DOGON Abstrakte menschliche Altarstabfigur mit magischen Glocken (Verlag "DOGON", 1. Hälfte 20. Jh., 104 cm)
Dieser 104 cm lange Stab wird von einer stilisierten Orans-Figur (Beter) gekrönt und weist einen langen zentralen Schaft auf, der durch enge Drehungen und in Abständen angebrachte Schlaufen, an denen einzelne Glocken hängen, stark unterbrochen ist. Das Objekt ist mit einer dichten, dunkelbraunen Eisenoxid-Patina überzogen.
1. Ästhetischer Stil - Verteilte Akustik und Torsionsenergie
Dieser Stab verwendet eine brillante Methode, um die rituelle Energie über einen großen physischen Raum zu verteilen. Anstatt alle Glocken am oberen oder unteren Ende zu bündeln, hat der Schmied sie über die gesamte Länge von 104 cm verteilt. Zwischen diesen akustischen Knotenpunkten befinden sich enge, spiralförmige Verdrehungen im Eisen (Torsionsschmieden). Diese Konstruktion schafft einen kontinuierlichen vertikalen Rhythmus; die Windungen stellen den spiralförmigen Abstieg des Wassers oder der kosmischen Energie dar, während die Glocken als akustische Kontrollpunkte dienen und sicherstellen, dass die spirituelle Frequenz entlang der gesamten Achse zwischen Himmel und Erde schwingt.

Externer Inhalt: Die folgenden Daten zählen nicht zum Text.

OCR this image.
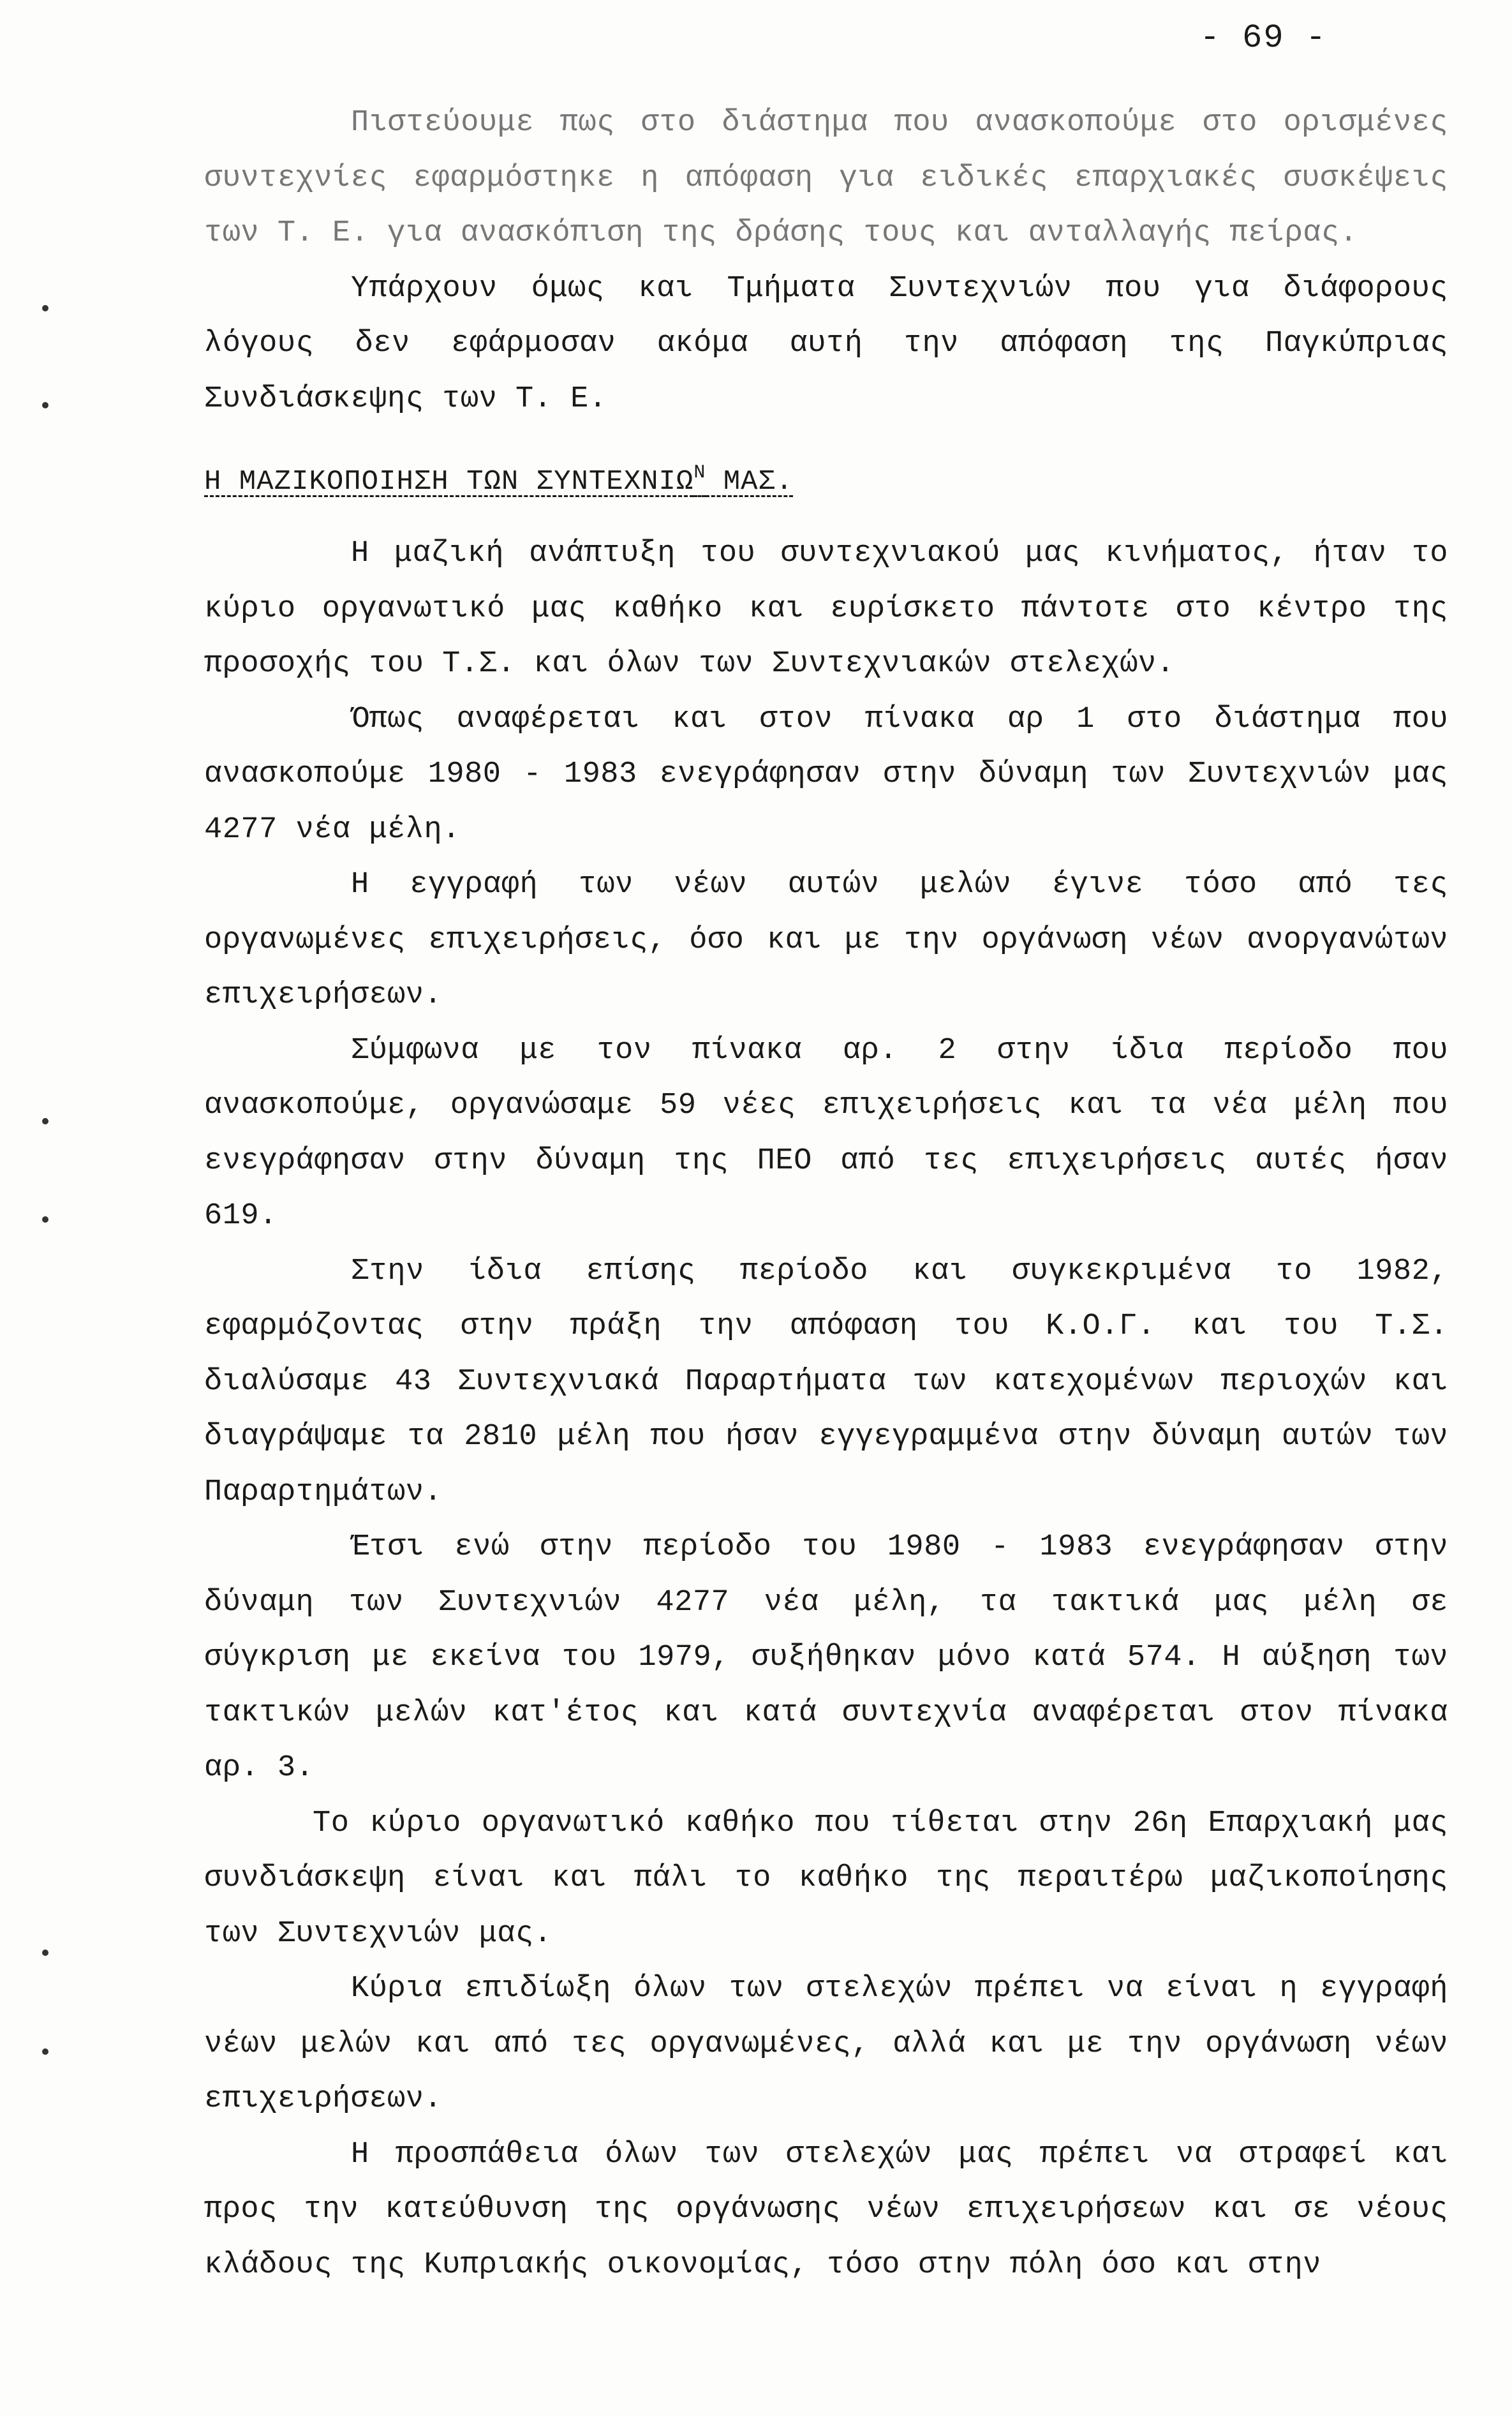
- 69 -

Πιστεύουμε πως στο διάστημα που ανασκοπούμε στο ορισμένες συντεχνίες εφαρμόστηκε η απόφαση για ειδικές επαρχιακές συσκέψεις των Τ. Ε. για ανασκόπιση της δράσης τους και ανταλλαγής πείρας.

Υπάρχουν όμως και Τμήματα Συντεχνιών που για διάφορους λόγους δεν εφάρμοσαν ακόμα αυτή την απόφαση της Παγκύπριας Συνδιάσκεψης των Τ. Ε.

Η ΜΑΖΙΚΟΠΟΙΗΣΗ ΤΩΝ $\Sigma\Upsilon NTEXNI\Omega^N$ ΜΑΣ.

Η μαζική ανάπτυξη του συντεχνιακού μας κινήματος, ήταν το κύριο οργανωτικό μας καθήκο και ευρίσκετο πάντοτε στο κέντρο της προσοχής του Τ.Σ. και όλων των Συντεχνιακών στελεχών.

Όπως αναφέρεται και στον πίνακα αρ 1 στο διάστημα που ανασκοπούμε 1980 - 1983 ενεγράφησαν στην δύναμη των Συντεχνιών μας 4277 νέα μέλη.

Η εγγραφή των νέων αυτών μελών έγινε τόσο από τες οργανωμένες επιχειρήσεις, όσο και με την οργάνωση νέων ανοργανώτων επιχειρήσεων.

Σύμφωνα με τον πίνακα αρ. 2 στην ίδια περίοδο που ανασκοπούμε, οργανώσαμε 59 νέες επιχειρήσεις και τα νέα μέλη που ενεγράφησαν στην δύναμη της ΠΕΟ από τες επιχειρήσεις αυτές ήσαν 619.

Στην ίδια επίσης περίοδο και συγκεκριμένα το 1982, εφαρμόζοντας στην πράξη την απόφαση του Κ.Ο.Γ. και του Τ.Σ. διαλύσαμε 43 Συντεχνιακά Παραρτήματα των κατεχομένων περιοχών και διαγράψαμε τα 2810 μέλη που ήσαν εγγεγραμμένα στην δύναμη αυτών των Παραρτημάτων.

Έτσι ενώ στην περίοδο του 1980 - 1983 ενεγράφησαν στην δύναμη των Συντεχνιών 4277 νέα μέλη, τα τακτικά μας μέλη σε σύγκριση με εκείνα του 1979, συξήθηκαν μόνο κατά 574. Η αύξηση των τακτικών μελών κατ'έτος και κατά συντεχνία αναφέρεται στον πίνακα αρ. 3.

Το κύριο οργανωτικό καθήκο που τίθεται στην 26η Επαρχιακή μας συνδιάσκεψη είναι και πάλι το καθήκο της περαιτέρω μαζικοποίησης των Συντεχνιών μας.

Κύρια επιδίωξη όλων των στελεχών πρέπει να είναι η εγγραφή νέων μελών και από τες οργανωμένες, αλλά και με την οργάνωση νέων επιχειρήσεων.

Η προσπάθεια όλων των στελεχών μας πρέπει να στραφεί και προς την κατεύθυνση της οργάνωσης νέων επιχειρήσεων και σε νέους κλάδους της Κυπριακής οικονομίας, τόσο στην πόλη όσο και στην
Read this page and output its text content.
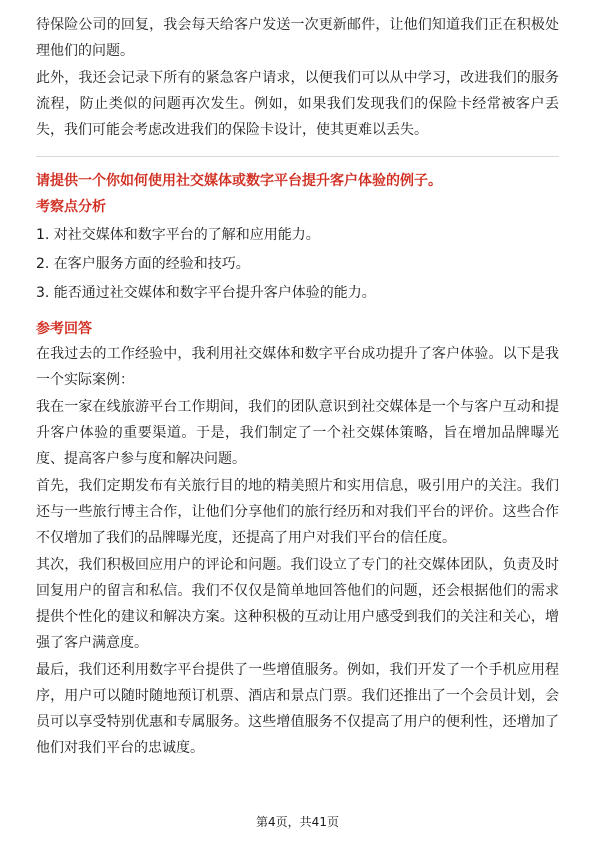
待保险公司的回复，我会每天给客户发送一次更新邮件，让他们知道我们正在积极处理他们的问题。

此外，我还会记录下所有的紧急客户请求，以便我们可以从中学习，改进我们的服务流程，防止类似的问题再次发生。例如，如果我们发现我们的保险卡经常被客户丢失，我们可能会考虑改进我们的保险卡设计，使其更难以丢失。

请提供一个你如何使用社交媒体或数字平台提升客户体验的例子。
考察点分析
1. 对社交媒体和数字平台的了解和应用能力。
2. 在客户服务方面的经验和技巧。
3. 能否通过社交媒体和数字平台提升客户体验的能力。
参考回答

在我过去的工作经验中，我利用社交媒体和数字平台成功提升了客户体验。以下是我一个实际案例：

我在一家在线旅游平台工作期间，我们的团队意识到社交媒体是一个与客户互动和提升客户体验的重要渠道。于是，我们制定了一个社交媒体策略，旨在增加品牌曝光度、提高客户参与度和解决问题。

首先，我们定期发布有关旅行目的地的精美照片和实用信息，吸引用户的关注。我们还与一些旅行博主合作，让他们分享他们的旅行经历和对我们平台的评价。这些合作不仅增加了我们的品牌曝光度，还提高了用户对我们平台的信任度。

其次，我们积极回应用户的评论和问题。我们设立了专门的社交媒体团队，负责及时回复用户的留言和私信。我们不仅仅是简单地回答他们的问题，还会根据他们的需求提供个性化的建议和解决方案。这种积极的互动让用户感受到我们的关注和关心，增强了客户满意度。

最后，我们还利用数字平台提供了一些增值服务。例如，我们开发了一个手机应用程序，用户可以随时随地预订机票、酒店和景点门票。我们还推出了一个会员计划，会员可以享受特别优惠和专属服务。这些增值服务不仅提高了用户的便利性，还增加了他们对我们平台的忠诚度。

第4页，共41页
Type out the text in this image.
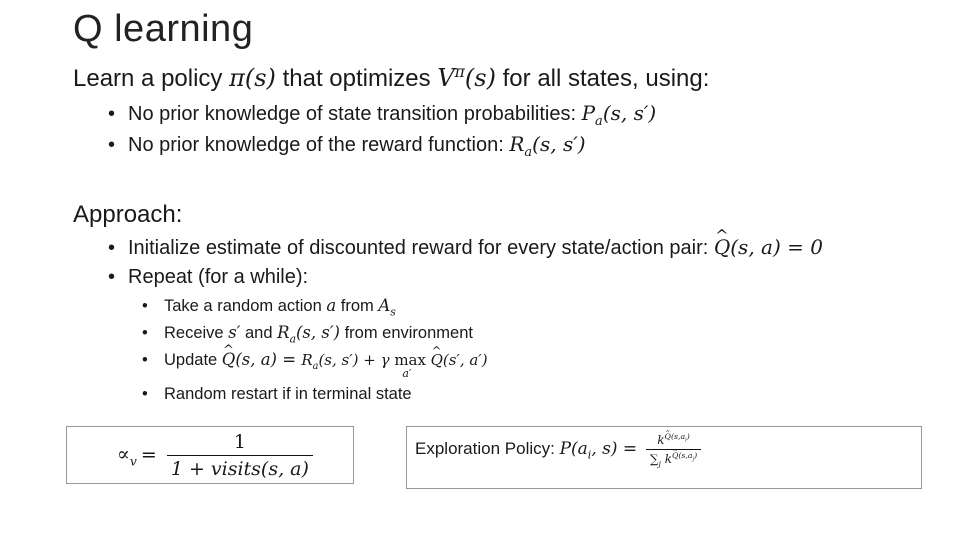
Q learning
Learn a policy π(s) that optimizes $V^\pi(s)$ for all states, using:
• No prior knowledge of state transition probabilities: $P_a(s$, s′)
• No prior knowledge of the reward function: $R_a(s$, s′)
Approach:
• Initialize estimate of discounted reward for every state/action pair: ^ Q(s, a) = 0
• Repeat (for a while):
• Take a random action a from $A_s$
• Receive s′ and $R_a(s$, s′) from environment
• Update ^ Q(s, $a) = R_a(s$, s′) + γ max
a′
^ Q(s′, a′)
• Random restart if in terminal state
$\propto_v = \frac{1}{\text{1 + visits(s, a)}}$	Exploration Policy: $P(a_i$, $s) = \frac{k^{Q(s,a_i)}}{\sum_j k^{Q(s,a_j)}}$
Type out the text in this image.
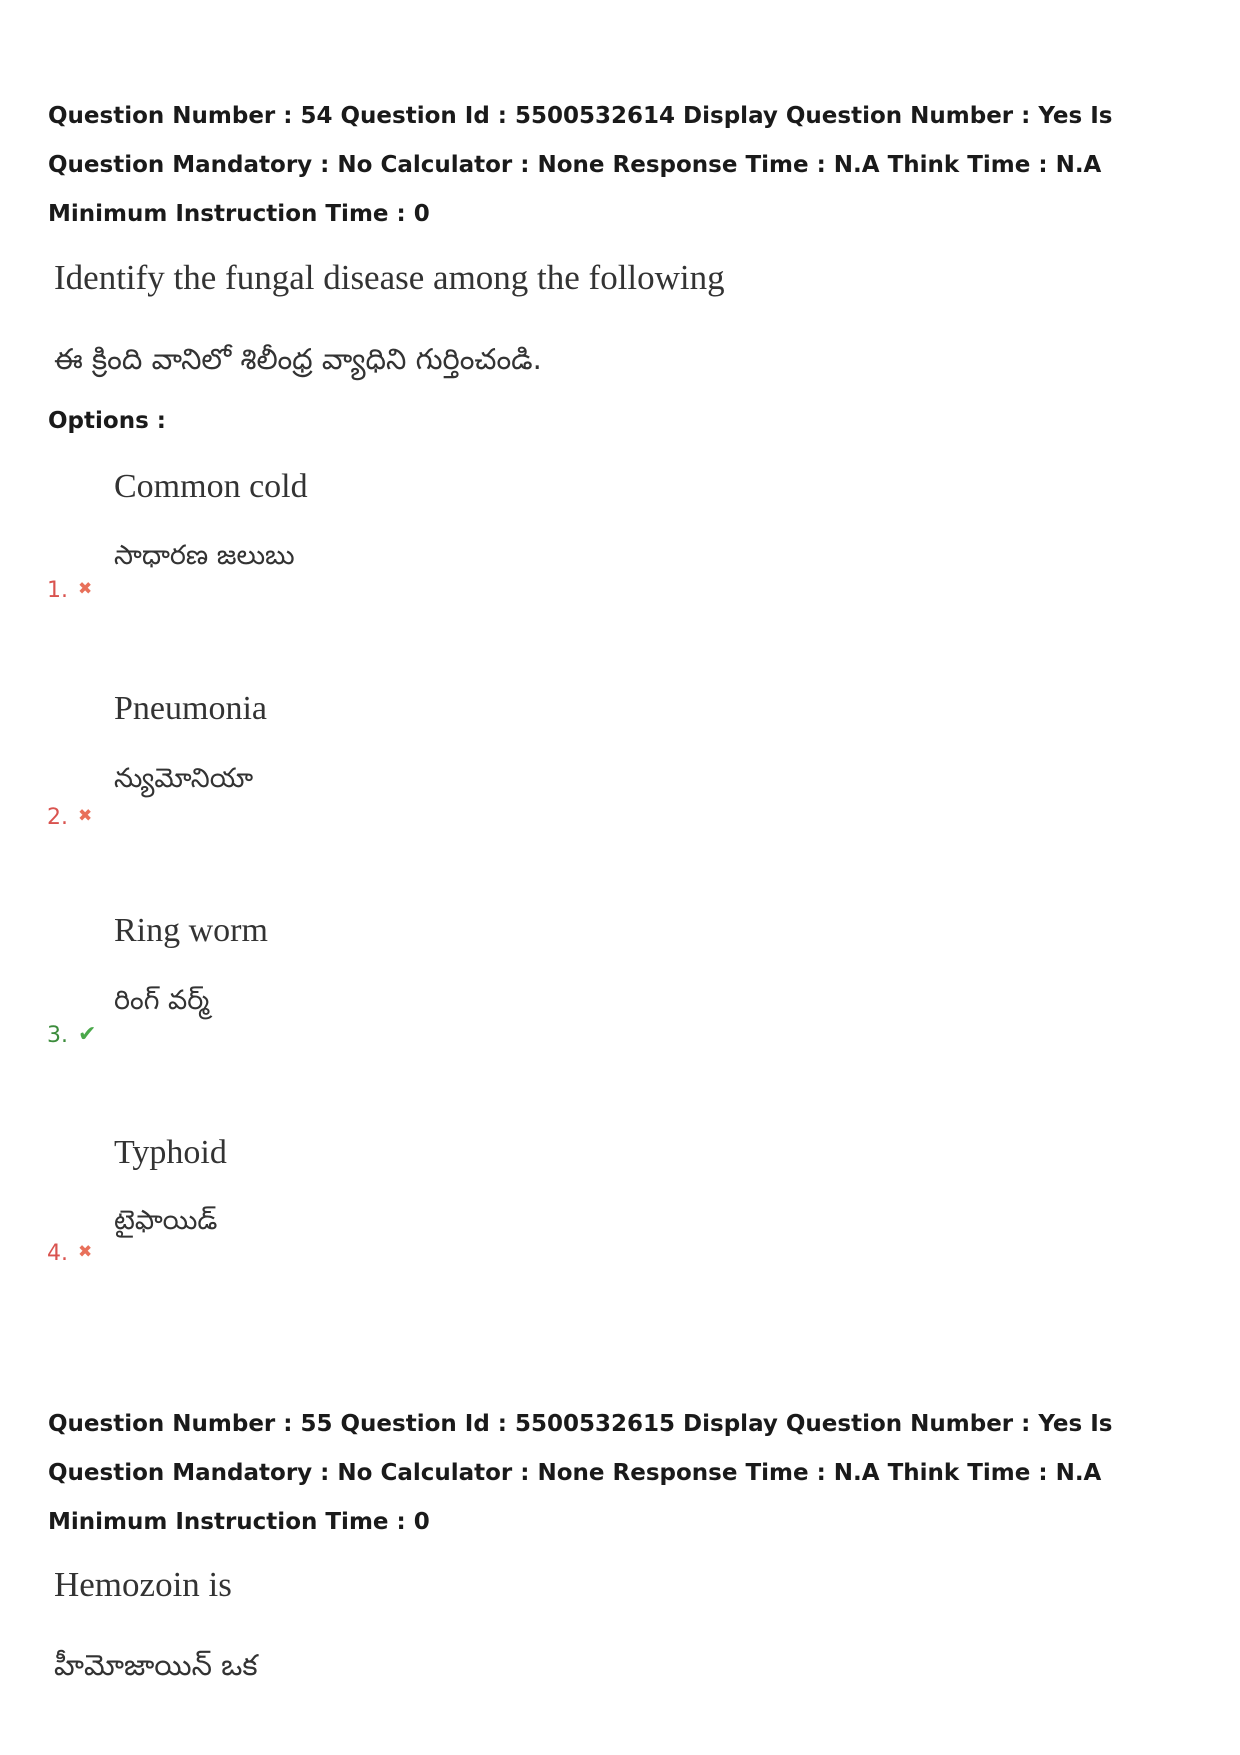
Question Number : 54 Question Id : 5500532614 Display Question Number : Yes Is Question Mandatory : No Calculator : None Response Time : N.A Think Time : N.A Minimum Instruction Time : 0
Identify the fungal disease among the following
ఈ క్రింది వానిలో శిలీంధ్ర వ్యాధిని గుర్తించండి.
Options :
Common cold
సాధారణ జలుబు
1. ✖
Pneumonia
న్యుమోనియా
2. ✖
Ring worm
రింగ్ వర్మ్
3. ✔
Typhoid
టైఫాయిడ్
4. ✖
Question Number : 55 Question Id : 5500532615 Display Question Number : Yes Is Question Mandatory : No Calculator : None Response Time : N.A Think Time : N.A Minimum Instruction Time : 0
Hemozoin is
హీమోజాయిన్ ఒక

2. Rituelle Funktion - Der Regenkult und die Nommo-Invokation
Die Orans-Figur an der Spitze mit ihren starren, U-förmig erhobenen Armen weist sofort darauf hin, dass es sich um ein Instrument handelt, das Amma um Regen bittet. Bei den Regenmachzeremonien der Hogon war dieser Stab das wichtigste interaktive Werkzeug. Das Anschlagen des langen Stiels löste ein kaskadenartiges, polyrhythmisches Geläut aus, bei dem die Glocken in unterschiedlichen Intervallen erklangen. Diese komplexe akustische Signatur wurde als notwendig erachtet, um die verschiedenen Schichten des Dogon-Kosmos zu durchdringen und die lebensrettende Feuchtigkeit auf die Felder zu bringen.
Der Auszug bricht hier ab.